The scale of Israel’s pre-emptive attack on Hezbollah’s Lebanese bases is the largest seen since the all-out war between Israel and Hezbollah in 2006 and a further escalation would pose much bigger problems for Tel Aviv than its ongoing war with another Iranian proxy terrorist group, Hamas. Hezbollah is on another level entirely, with around 100,000 in its fighting force, a huge arsenal of weapons including up to 200,000 rockets and missiles, and all of this positioned directly to Israel’s north. It is also a key beneficiary of help from Iran in the training of its fighters and in the supply short-, intermediate, and long-range unguided ballistic missiles and short-range guided ballistic missiles capable of hitting all of Israel’s major population centres. Its history of warfare against Israel stands out as uniquely successful among its Middle Eastern neighbours, having driven Israeli forces out of Lebanon in 2000 and having fought them again in 2006, that time to a stalemate. A full mobilisation of Hezbollah against Israel, at the same time as ongoing conflict on another front against Hamas could significantly stretch Israel’s defence capabilities – even more so if augmented by aerial attacks on Israel by Iran, or by additional forces from Syria to Israel’s northeast supported by the Iranian military and its proxies. “It is another element of threat thrown into the mix, as another war with Hezbollah could draw in other anti-Israeli fighters from across the region, encouraged by Iran or not, with all the potential for increasing involvement by the superpowers that this involves,” said the E.U. security source.
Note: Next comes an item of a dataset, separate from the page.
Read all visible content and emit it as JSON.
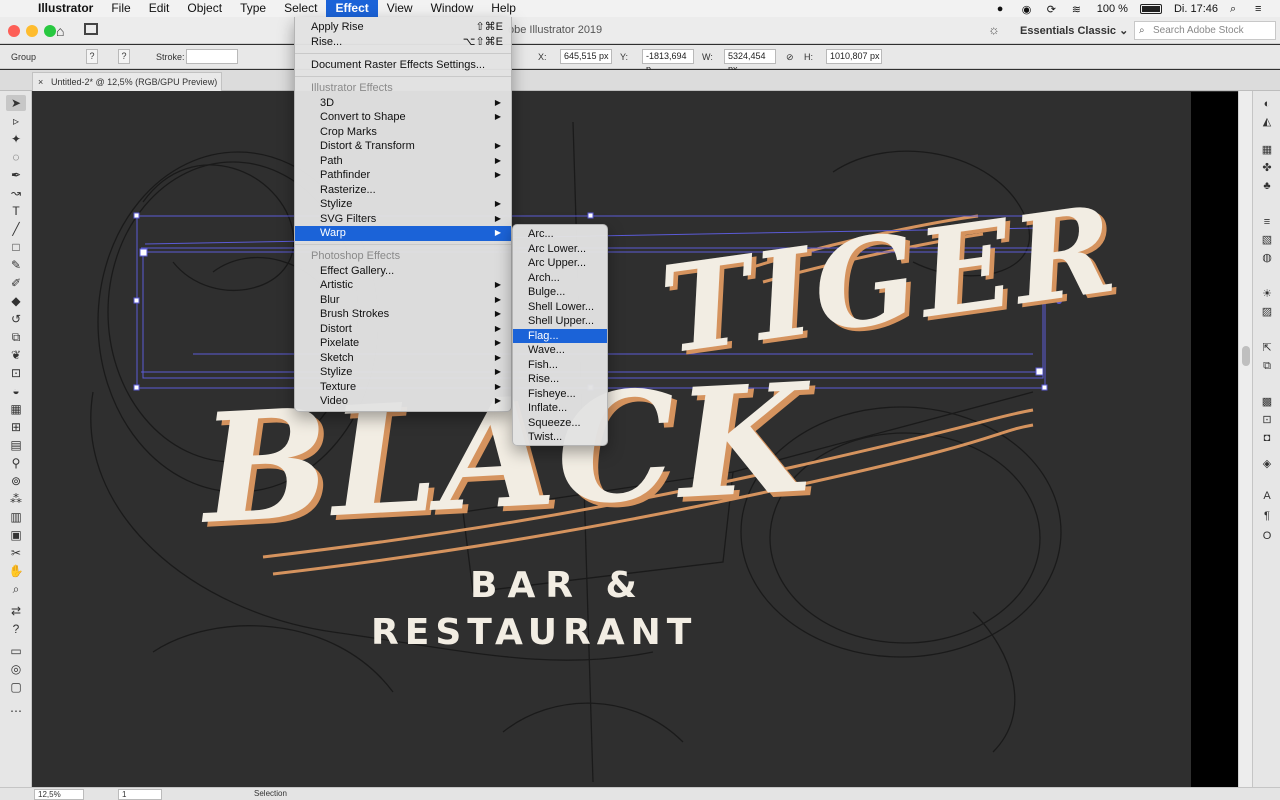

Related: Oil Prices Soar as Geopolitical Risk Rises Rapidly

At the same time as this, it is likely that attacks against oil shipping in and around the Red Sea area are further stepped up, he thinks. Less than a week ago, the Greek tanker Sounion and another as-yet unnamed vessel were attacked, mirroring actions undertaken by naval elements of Iran’s own Islamic Revolutionary Guards Corps (IRGC) that preceded the 7 October 2023 Hamas attacks on Israel. At the beginning of May 2023 in and around the Strait of Hormuz, Iranian forces seized two oil tankers in a week, although neither the Niovi nor the Advantage Sweet were anything directly to do with Israel. Instead, the E.U. source exclusively told OilPrice.com at the time, it was done to demonstrate that the Islamic Republic still had control over the key transit route that sees around 30 percent of the world’s oil transported through it. As a result of those two seizures, oil and shipping insurance prices did rise, albeit temporarily, as also happened after the 19 November 2023 hijacking of the Galaxy Leader by the Houthis. However, it was interesting to note even back then that the follow-through in the oil price was limited, despite threats from the Houthis’ spokesman, Alameed Yahya Saree, at that time that the group intended “to sink” Israeli ships in the Red Sea. The same can be said for the 21 August 2024 attacks on shipping.
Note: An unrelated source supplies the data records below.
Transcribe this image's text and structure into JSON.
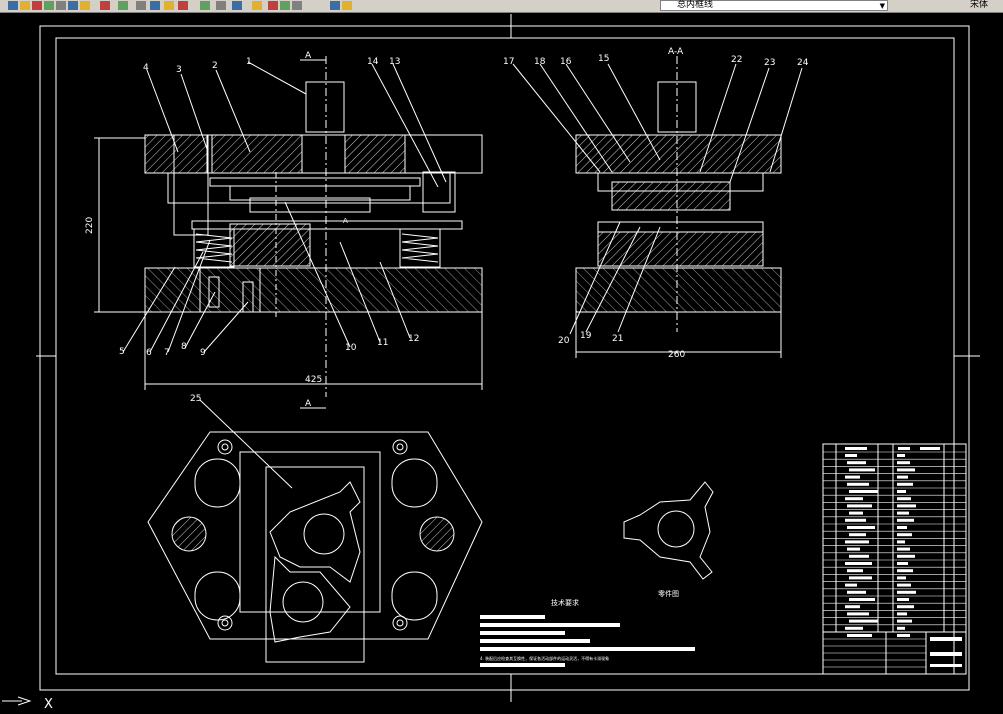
{
  "toolbar": {
    "layer_name": "总内框线",
    "right_label": "宋体",
    "icons": [
      "open-icon",
      "save-icon",
      "print-icon",
      "cut-icon",
      "copy-icon",
      "paste-icon",
      "undo-icon",
      "redo-icon",
      "pan-icon",
      "zoom-realtime-icon",
      "zoom-window-icon",
      "zoom-previous-icon",
      "properties-icon",
      "design-center-icon",
      "tool-palette-icon",
      "help-icon",
      "layer-manager-icon",
      "layer-bulb-icon",
      "layer-sun-icon",
      "layer-lock-icon",
      "layer-color-icon",
      "text-style-icon"
    ]
  },
  "drawing": {
    "part_numbers_front": [
      "1",
      "2",
      "3",
      "4",
      "5",
      "6",
      "7",
      "8",
      "9",
      "10",
      "11",
      "12",
      "13",
      "14"
    ],
    "part_numbers_side": [
      "15",
      "16",
      "17",
      "18",
      "19",
      "20",
      "21",
      "22",
      "23",
      "24"
    ],
    "part_number_plan": "25",
    "section_label_top": "A",
    "section_label_bottom": "A",
    "section_label_mid": "A",
    "section_view_title": "A-A",
    "dim_width_front": "425",
    "dim_height_front": "220",
    "dim_width_side": "260",
    "tech_requirements_title": "技术要求",
    "part_drawing_label": "零件图",
    "tech_note_line": "4. 装配后应检查其互换性，保证各活动部件的运动灵活，不得有卡滞现象"
  },
  "command_line": {
    "prompt": "X"
  },
  "colors": {
    "background": "#000000",
    "lines": "#ffffff",
    "toolbar": "#d4d0c8"
  }
}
Partly this was due to the avoidance of the area by many major oil companies that decided to use the longer Cape of Good Hope route instead. Partly as well it can be attributed by the ramping up of security in the region’s waters by the U.S. and its allies towards the end of last year in the shape of ‘Operation Prosperity Guardian’. This multilateral naval task force was designed precisely to guard against such future Iranian or Houthi attacks on oil shipping in the Red Sea region. Indeed, IMF PortWatch data shows average daily ship transits via the Red Sea route’s Bab al-Mandab Strait stood at 23 in the week ended 11 August 2024 against 70 on the same day last year. Alongside this came China’s efforts to dampen down a sustained escalation of attacks in the region either directly by Iran or by its Houthi proxies. Following the ‘Iran-China 25-Year Comprehensive Cooperation Agreement’, as first revealed anywhere in the world in my 3 September 2019 article on the subject and as analysed in full in my latest book on the new global oil market order, Beijing exercises enormous influence over Tehran. Through this and other similar deals in the region, China has a hold over the Bab al-Mandab Strait, through which crude oil is shipped upwards through the Red Sea towards the Suez Canal before moving into the Mediterranean and then westwards.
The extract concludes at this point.